Quando ha nominato i 28 commissari del suo esecutivo, tutti indicati dai rispettivi governi nazionali, Juncker non poteva fare altro che insediare il socialista Pierre Moscovici per la Francia. Ma, da democristiano di lungo corso, il presidente della Commissione Ue ha saputo attendere il momento propizio per far tornare a Bruxelles l’amico Barnier, togliendolo così da una sgradevole quanto imbarazzante situazione politica personale, in quanto sconfitto all’interno dell’Ump come candidato per le elezioni regionali (Rhone-Alpes-Auvergne). Proprio così: un politico francese fresco di trombatura è stato più che sufficiente per commissariare «l’Alto rappresentante» Mogherini.

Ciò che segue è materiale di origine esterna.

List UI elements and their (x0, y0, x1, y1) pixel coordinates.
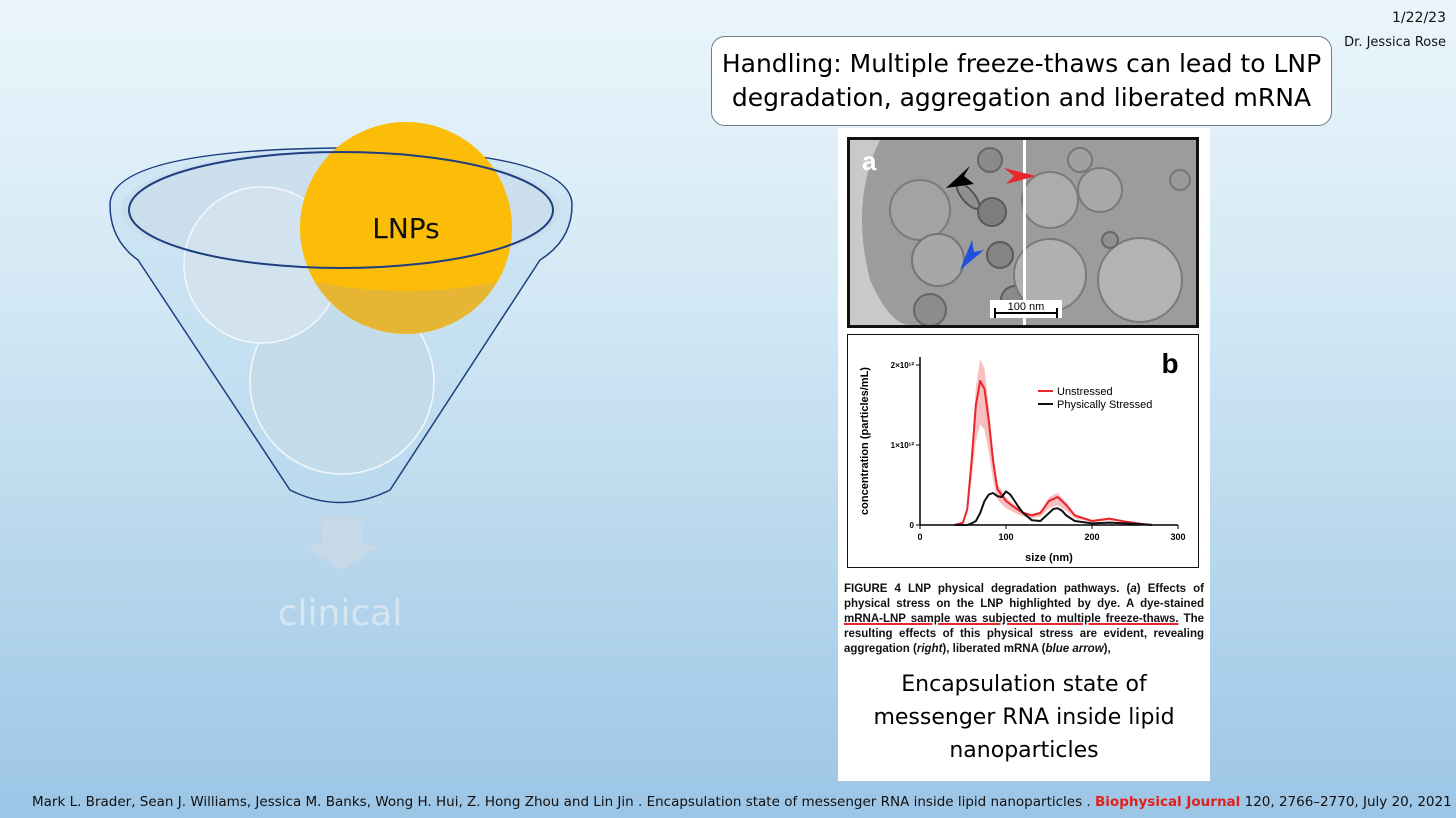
caption-underlined: mRNA-LNP sample was subjected to multipl… (844, 613, 1179, 625)
y-tick-label: 1×10¹² (891, 441, 915, 450)
x-tick-label: 100 (998, 532, 1013, 542)
chart-panel-b: 0 100 200 300 0 1×10¹² 2×10¹² size (nm) concentr… (847, 334, 1199, 568)
scale-bar-label: 100 nm (1008, 301, 1045, 313)
citation: Mark L. Brader, Sean J. Williams, Jessic… (32, 794, 1452, 810)
funnel-diagram: LNPs clinical (109, 122, 573, 634)
micrograph-image: 100 nm a (850, 140, 1196, 325)
x-tick-label: 200 (1084, 532, 1099, 542)
legend-label: Physically Stressed (1057, 399, 1152, 411)
funnel-rim (128, 151, 554, 269)
caption-lead: FIGURE 4 LNP physical degradation pathwa… (844, 583, 1131, 595)
slide-date: 1/22/23 (1392, 10, 1446, 26)
y-axis-label: concentration (particles/mL) (859, 367, 871, 515)
caption-part-3: ), liberated mRNA ( (942, 643, 1046, 655)
figure-caption: FIGURE 4 LNP physical degradation pathwa… (844, 582, 1204, 657)
panel-b-label: b (1161, 348, 1178, 379)
funnel-output-label: clinical (278, 593, 402, 634)
funnel-highlight-lower (315, 282, 497, 334)
figure-panel: 100 nm a 0 100 200 300 0 1×10¹² 2×10¹² size (nm… (838, 128, 1210, 781)
citation-journal: Biophysical Journal (1095, 794, 1241, 810)
caption-a: a (1130, 583, 1137, 595)
citation-authors: Mark L. Brader, Sean J. Williams, Jessic… (32, 794, 1096, 810)
blue-arrow-icon (960, 240, 984, 270)
x-tick-label: 0 (917, 532, 922, 542)
size-distribution-chart: 0 100 200 300 0 1×10¹² 2×10¹² size (nm) concentr… (859, 348, 1186, 564)
y-tick-label: 2×10¹² (891, 361, 915, 370)
citation-details: 120, 2766–2770, July 20, 2021 (1240, 794, 1452, 810)
down-arrow-icon (302, 516, 382, 570)
caption-right: right (916, 643, 943, 655)
caption-part-2: The resulting effects of this physical s… (844, 613, 1204, 655)
micrograph-panel-a: 100 nm a (847, 137, 1199, 328)
slide-author: Dr. Jessica Rose (1344, 35, 1446, 50)
series-line-unstressed (954, 380, 1153, 526)
funnel-circle-highlight (300, 122, 512, 334)
funnel-highlight-label: LNPs (372, 212, 440, 245)
caption-blue-arrow: blue arrow (1045, 643, 1104, 655)
encapsulation-title: Encapsulation state of messenger RNA ins… (873, 672, 1175, 763)
series-line-physically-stressed (954, 490, 1153, 526)
legend-label: Unstressed (1057, 386, 1113, 398)
x-tick-label: 300 (1170, 532, 1185, 542)
caption-part-1: ) Effects of physical stress on the LNP … (844, 583, 1204, 610)
black-arrow-icon (946, 166, 974, 188)
x-axis-label: size (nm) (1025, 552, 1073, 564)
panel-a-label: a (862, 146, 877, 176)
y-tick-label: 0 (910, 521, 915, 530)
slide-title: Handling: Multiple freeze-thaws can lead… (721, 49, 1322, 112)
caption-part-4: ), (1103, 643, 1111, 655)
red-arrow-icon (1004, 168, 1036, 184)
slide-title-box: Handling: Multiple freeze-thaws can lead… (711, 36, 1332, 126)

Sul piano formale, Juncker ha giocato come il gatto con il topo. Venerdì 17 dicembre, subito dopo avere annunciato la nomina del suo nuovo consigliere, ha dichiarato: «Michel Barnier ha una vasta esperienza nel campo della difesa e della sicurezza. È l’uomo giusto per dare consigli a me e all’Alto rappresentante nonché vicepresidente, Federica Mogherini, in queste importanti materie per il futuro dell’Europa». Sulla carta, Lady Pesc rimane un gradino sopra Barnier. Ma a Bruxelles sono tutti convinti che d’ora in poi, più che gioco di squadra, farà molta panchina.

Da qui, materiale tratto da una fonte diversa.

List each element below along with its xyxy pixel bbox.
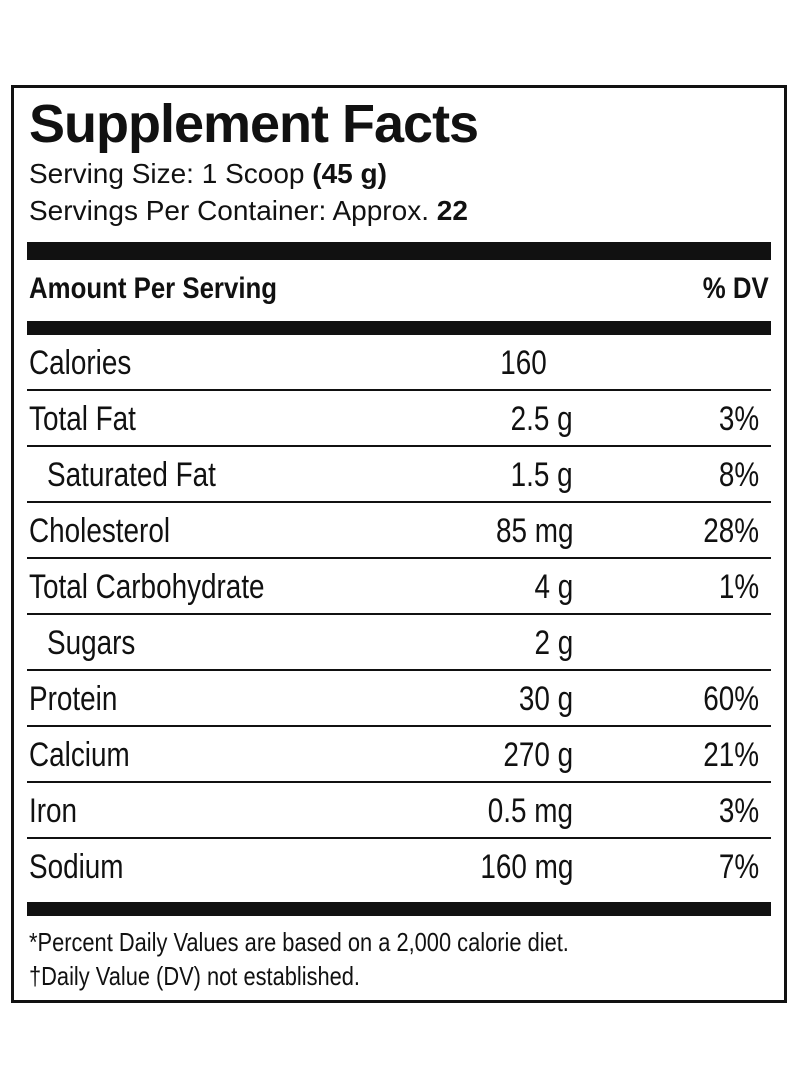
serving-size-value: (45 g): [312, 158, 387, 189]
nutrient-amount: 4 g: [534, 568, 573, 606]
nutrient-dv: 8%: [718, 456, 759, 494]
servings-label: Servings Per Container: Approx.: [29, 195, 429, 226]
table-row: Total Fat 2.5 g 3%: [27, 391, 771, 447]
nutrient-amount: 0.5 mg: [487, 792, 573, 830]
table-row: Cholesterol 85 mg 28%: [27, 503, 771, 559]
footnote-dv-not-established: †Daily Value (DV) not established.: [29, 961, 361, 991]
table-header: Amount Per Serving % DV: [29, 266, 771, 312]
nutrient-dv: 7%: [718, 848, 759, 886]
nutrient-dv: 21%: [703, 736, 759, 774]
nutrient-name: Sodium: [29, 848, 124, 886]
nutrient-dv: 1%: [718, 568, 759, 606]
table-row: Total Carbohydrate 4 g 1%: [27, 559, 771, 615]
footnote-daily-values: *Percent Daily Values are based on a 2,0…: [29, 927, 569, 957]
nutrient-name: Total Fat: [29, 400, 136, 438]
nutrient-amount: 30 g: [518, 680, 573, 718]
serving-size-label: Serving Size: 1 Scoop: [29, 158, 305, 189]
table-row: Iron 0.5 mg 3%: [27, 783, 771, 839]
nutrient-amount: 2 g: [534, 624, 573, 662]
header-amount-per-serving: Amount Per Serving: [29, 272, 278, 305]
table-row: Protein 30 g 60%: [27, 671, 771, 727]
table-row: Sodium 160 mg 7%: [27, 839, 771, 897]
nutrient-dv: 3%: [718, 400, 759, 438]
nutrient-name: Sugars: [47, 624, 136, 662]
nutrient-dv: 28%: [703, 512, 759, 550]
supplement-facts-panel: Supplement Facts Serving Size: 1 Scoop (…: [11, 85, 787, 1003]
nutrient-amount: 1.5 g: [510, 456, 573, 494]
label-title: Supplement Facts: [29, 94, 479, 154]
nutrient-name: Total Carbohydrate: [29, 568, 265, 606]
nutrient-name: Iron: [29, 792, 78, 830]
table-row: Calcium 270 g 21%: [27, 727, 771, 783]
table-row: Saturated Fat 1.5 g 8%: [27, 447, 771, 503]
panel-inner: Supplement Facts Serving Size: 1 Scoop (…: [27, 88, 771, 1000]
nutrient-name: Saturated Fat: [47, 456, 216, 494]
table-row: Sugars 2 g: [27, 615, 771, 671]
divider-thick-top: [27, 242, 771, 260]
divider-thick-header: [27, 321, 771, 335]
servings-value: 22: [436, 195, 468, 226]
divider-thick-bottom: [27, 902, 771, 916]
nutrient-amount: 2.5 g: [510, 400, 573, 438]
nutrient-amount: 160: [500, 344, 547, 382]
nutrient-name: Cholesterol: [29, 512, 171, 550]
nutrient-amount: 160 mg: [480, 848, 573, 886]
nutrient-dv: 3%: [718, 792, 759, 830]
nutrient-amount: 85 mg: [495, 512, 573, 550]
nutrient-name: Calcium: [29, 736, 130, 774]
header-percent-dv: % DV: [703, 272, 769, 305]
nutrient-name: Calories: [29, 344, 132, 382]
nutrient-name: Protein: [29, 680, 118, 718]
serving-size: Serving Size: 1 Scoop (45 g): [29, 158, 387, 190]
table-row: Calories 160: [27, 335, 771, 391]
nutrient-rows: Calories 160 Total Fat 2.5 g 3% Saturate…: [27, 335, 771, 897]
nutrient-amount: 270 g: [503, 736, 573, 774]
servings-per-container: Servings Per Container: Approx. 22: [29, 195, 468, 227]
nutrient-dv: 60%: [703, 680, 759, 718]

L’Italia paga così il prezzo di una nomina sbagliata. Chi ha visto domenica sera l’intervista della Mogherini a Fabio Fazio su Raitre ha potuto constatarne l’inconsistenza: oltre a ripetere, come una Serracchiani qualunque, gli slogan di Renzi sull’Europa, ha sciorinato un campionario di banalità tipiche di chi ha frequentato, non la diplomazia, ma le scuole di partito. Nel Pd basta saper scegliere la corrente giusta per fare carriera, e la Mogherini le ha attraversate tutte: prima dalemiana e terzomondista, poi veltroniana, franceschiniana, bersaniana, infine con Renzi. Il marito Matteo Rebeschi, amico e consigliere di Walter Veltroni in Campidoglio, pare sia stato decisivo per la sua rapida ascesa politica.
La Mogherini, quando era con Bersani, disse che «Renzi ha bisogno di studiare un bel po’ la politica estera, non arriva alla sufficienza» (28 novembre 2013). Tre mesi dopo aveva già cambiato corrente, stava con Renzi, che la insediò alla Farnesina. A Roma può sembrare normale. Ma a Bruxelles sanno ancora distinguere le chiacchiere da bar dalle doti diplomatiche, l’arrivismo dall’autorevolezza.